How does that rate in your “inconvenient facts” category, there, @thraeg? I’m definitely aware OLEDs are good, but only recently have they gotten very good versus LCDs. And the Note 5 is an old device, from mid-2015. So yeah, I’m calling your bullshit with data. Again.

I’m not against higher resolution, but aside from e-peen measuring, I’m unclear what the practical advantages of 500+ DPI are on a mobile device. Outside of VR, where it definitely would matter since you strap the thing about 2 inches in front of your eyes.

Gift cards? Seriously? I believe you when you say that there are more deals possible on Android devices because there are simply more vendors, whereas Apple is just a single vendor.

I care about Qualcomm performance because I literally have millions of dollars of capitalization riding on it. And it’s obvious to anyone who puts eyes on a fraction of the data that Qualcomm is woefully behind in performance, and needs many public swift kicks in the ass to move things forward.

So, @thraeg, why do you care so much about this, exactly, such that you’re compelled to dig up all this random nonsense and fight the good fight on behalf of poor old Qualcomm and the glorious Android fatherland?

You mean this data?

Overall Galaxy Note 5 Display Grade is Excellent A
The Best Performing Smartphone Display that we have ever tested.
The Galaxy Note 5 display delivers excellent image quality, has both Color Accurate and Wide Color Gamut Vivid Color modes, has high Screen Brightness and low Reflectance, has good Viewing Angles, and is an all around top performing Smartphone display.

I’m not disputing that Apple does a great job with their displays in a number of categories. But I personally notice individual pixels and edges on the 6s, particularly when reading text, so given the choice I would prioritize substantially higher resolution over a fractional improvement in absolute color accuracy. Even the site you linked cites “But only 1 mega pixel” as a negative for the iPhone 7.

Again, it’s visibly sharper and individual pixels aren’t visible. Maybe my eyes are a bit better than average, but I clearly notice the difference at normal reading distances. I agree that 500+ may be overkill, and there’s probably a happy medium somewhere in between after which I can’t notice the difference.

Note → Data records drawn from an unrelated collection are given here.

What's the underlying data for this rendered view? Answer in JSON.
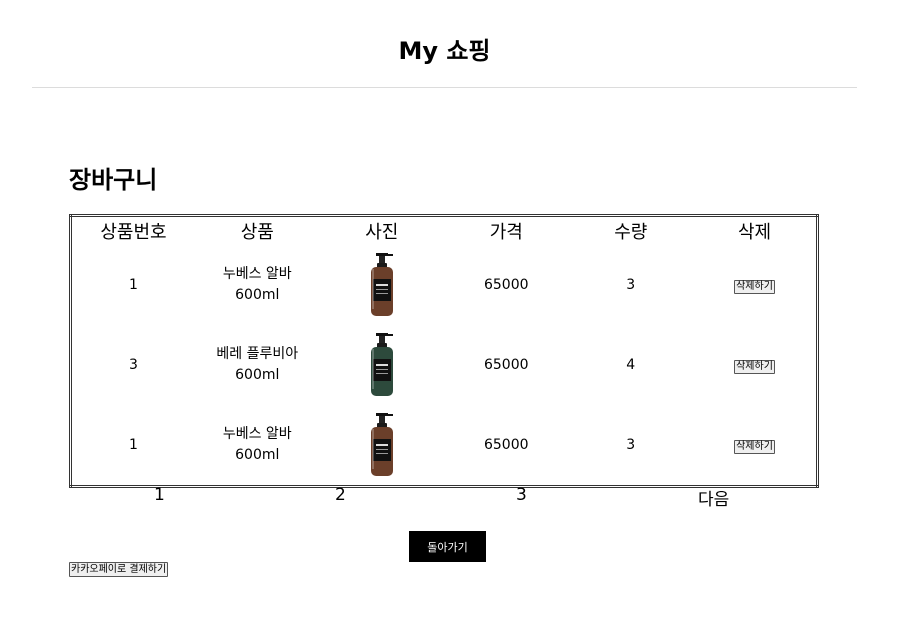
{
  "header": {
    "title": "My 쇼핑"
  },
  "cart": {
    "heading": "장바구니",
    "columns": [
      "상품번호",
      "상품",
      "사진",
      "가격",
      "수량",
      "삭제"
    ],
    "rows": [
      {
        "id": "1",
        "name_line1": "누베스 알바",
        "name_line2": "600ml",
        "price": "65000",
        "quantity": "3",
        "delete_label": "삭제하기",
        "bottle_color": "#6b3f2a"
      },
      {
        "id": "3",
        "name_line1": "베레 플루비아",
        "name_line2": "600ml",
        "price": "65000",
        "quantity": "4",
        "delete_label": "삭제하기",
        "bottle_color": "#2d4a3c"
      },
      {
        "id": "1",
        "name_line1": "누베스 알바",
        "name_line2": "600ml",
        "price": "65000",
        "quantity": "3",
        "delete_label": "삭제하기",
        "bottle_color": "#6b3f2a"
      }
    ]
  },
  "pagination": {
    "pages": [
      "1",
      "2",
      "3"
    ],
    "next": "다음"
  },
  "actions": {
    "back": "돌아가기",
    "kakao_pay": "카카오페이로 결제하기"
  }
}
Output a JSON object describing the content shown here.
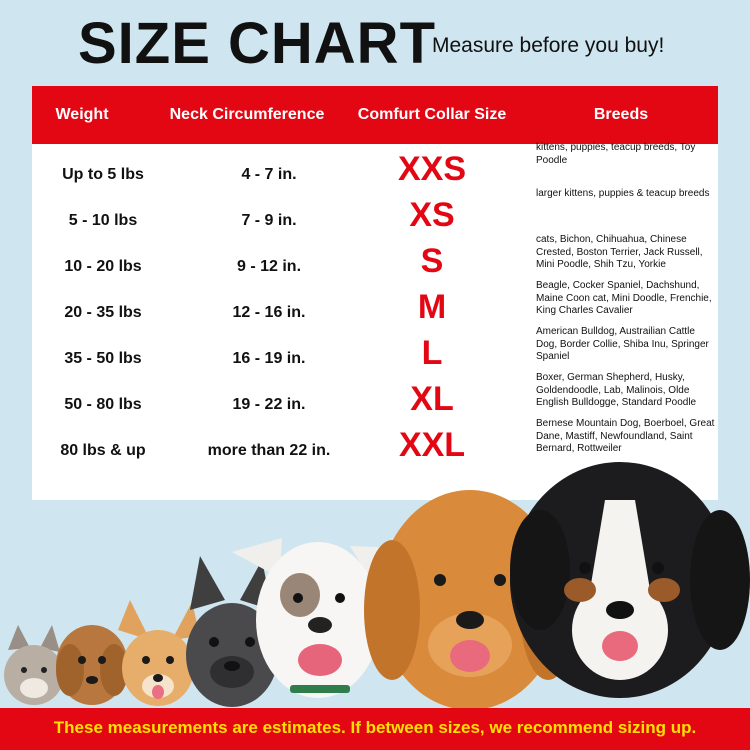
{
  "title": "SIZE  CHART",
  "subtitle": "Measure before you buy!",
  "headers": {
    "weight": "Weight",
    "neck": "Neck Circumference",
    "size": "Comfurt Collar Size",
    "breeds": "Breeds"
  },
  "rows": [
    {
      "weight": "Up to 5 lbs",
      "neck": "4 - 7 in.",
      "size": "XXS",
      "breeds": "kittens, puppies, teacup breeds, Toy Poodle"
    },
    {
      "weight": "5 - 10 lbs",
      "neck": "7 - 9 in.",
      "size": "XS",
      "breeds": "larger kittens, puppies & teacup breeds"
    },
    {
      "weight": "10 - 20 lbs",
      "neck": "9 - 12 in.",
      "size": "S",
      "breeds": "cats, Bichon, Chihuahua, Chinese Crested, Boston Terrier, Jack Russell, Mini Poodle, Shih Tzu, Yorkie"
    },
    {
      "weight": "20 - 35 lbs",
      "neck": "12 - 16 in.",
      "size": "M",
      "breeds": "Beagle, Cocker Spaniel, Dachshund, Maine Coon cat, Mini Doodle, Frenchie, King Charles Cavalier"
    },
    {
      "weight": "35 - 50 lbs",
      "neck": "16 - 19 in.",
      "size": "L",
      "breeds": "American Bulldog, Austrailian Cattle Dog, Border Collie, Shiba Inu, Springer Spaniel"
    },
    {
      "weight": "50 - 80 lbs",
      "neck": "19 - 22 in.",
      "size": "XL",
      "breeds": "Boxer, German Shepherd, Husky, Goldendoodle, Lab, Malinois, Olde English Bulldogge, Standard Poodle"
    },
    {
      "weight": "80 lbs & up",
      "neck": "more than 22 in.",
      "size": "XXL",
      "breeds": "Bernese Mountain Dog, Boerboel, Great Dane, Mastiff, Newfoundland, Saint Bernard, Rottweiler"
    }
  ],
  "footer": "These measurements are estimates. If between sizes, we recommend sizing up.",
  "colors": {
    "accent": "#e30613",
    "footer_text": "#ffe000",
    "background": "#cfe6f0"
  }
}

My statement was obviously facetious, but it’s no more ridiculous than expecting the price of a phone to be proportional to the speed of one component within it. What matters is the experience of the package as a whole.

Seriously? That’s your takeaway? A gift card at a place you were going to spend money anyway is as good as cash. And there were plenty of actual cash discounts in the list as well.

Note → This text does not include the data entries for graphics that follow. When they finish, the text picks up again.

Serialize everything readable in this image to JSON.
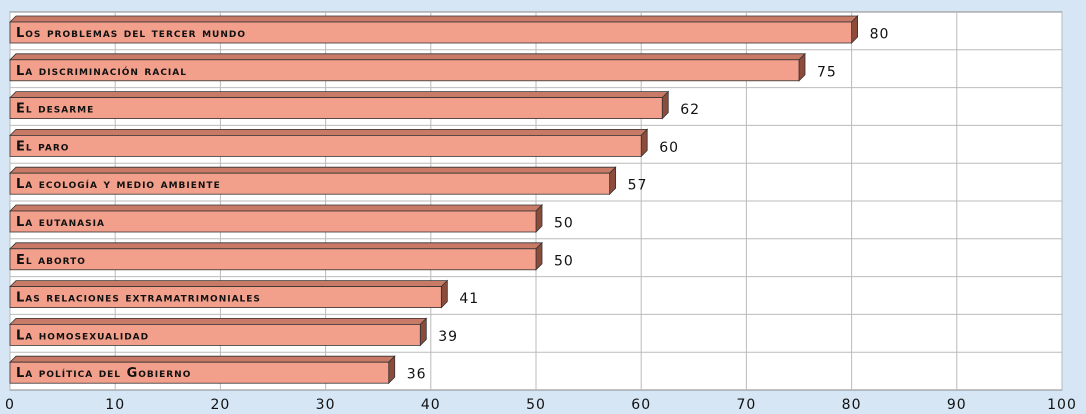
{
  "chart_data": {
    "type": "bar",
    "orientation": "horizontal",
    "categories": [
      "Los problemas del tercer mundo",
      "La discriminación racial",
      "El desarme",
      "El paro",
      "La ecología y medio ambiente",
      "La eutanasia",
      "El aborto",
      "Las relaciones extramatrimoniales",
      "La homosexualidad",
      "La política del Gobierno"
    ],
    "values": [
      80,
      75,
      62,
      60,
      57,
      50,
      50,
      41,
      39,
      36
    ],
    "color": "#f2a08c",
    "xlim": [
      0,
      100
    ],
    "xticks": [
      0,
      10,
      20,
      30,
      40,
      50,
      60,
      70,
      80,
      90,
      100
    ],
    "grid": true
  }
}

And you’re missing the point – it’s not that there are more deals because there are more vendors, but a deliberately different strategy. Apple jealously guards its MSRP; Samsung sets an equivalent MSRP to anchor the product’s perceived value, and then encourages aggressive discounting. I’m not saying this is a moral issue or Samsung is a good guy looking out for the customer – they both just want our cash – but all else being equal, I’d rather save the money. And if you’re going to make the claim that Android phones aren’t meaningfully cheaper, then you’re wrong unless you’re looking at the bottom-line price people actually pay. If I wanted to buy a large phone with at least 128GB storage, the comparison would be ~$600 for a discounted S8 and an SD card, vs. $950 for an iPhone 8+ with upgraded storage.

Eh, you’re probably right – I should have learned by now that engaging with you in these threads is like wrestling a pig. I don’t give a shit about Qualcomm per se, and I don’t pay much ongoing attention to Android other than what filters into general tech news, and research when it’s time for a new phone. But for whatever reason, your combination of smug condescension and myopic obsession grated enough to not let the bullshit pass unchallenged. And for a while it was an entertaining conversation.

What I don’t understand is why the best way to protect your millions of dollars of capitalization is to rant at random nerds on a gaming forum about it. Surely the CEO of Qualcomm is familiar with your Wikipedia entry, and would be honored to take a meeting with you so you could tell him how he’s doing his job wrong and destroying the entire future of the Internet.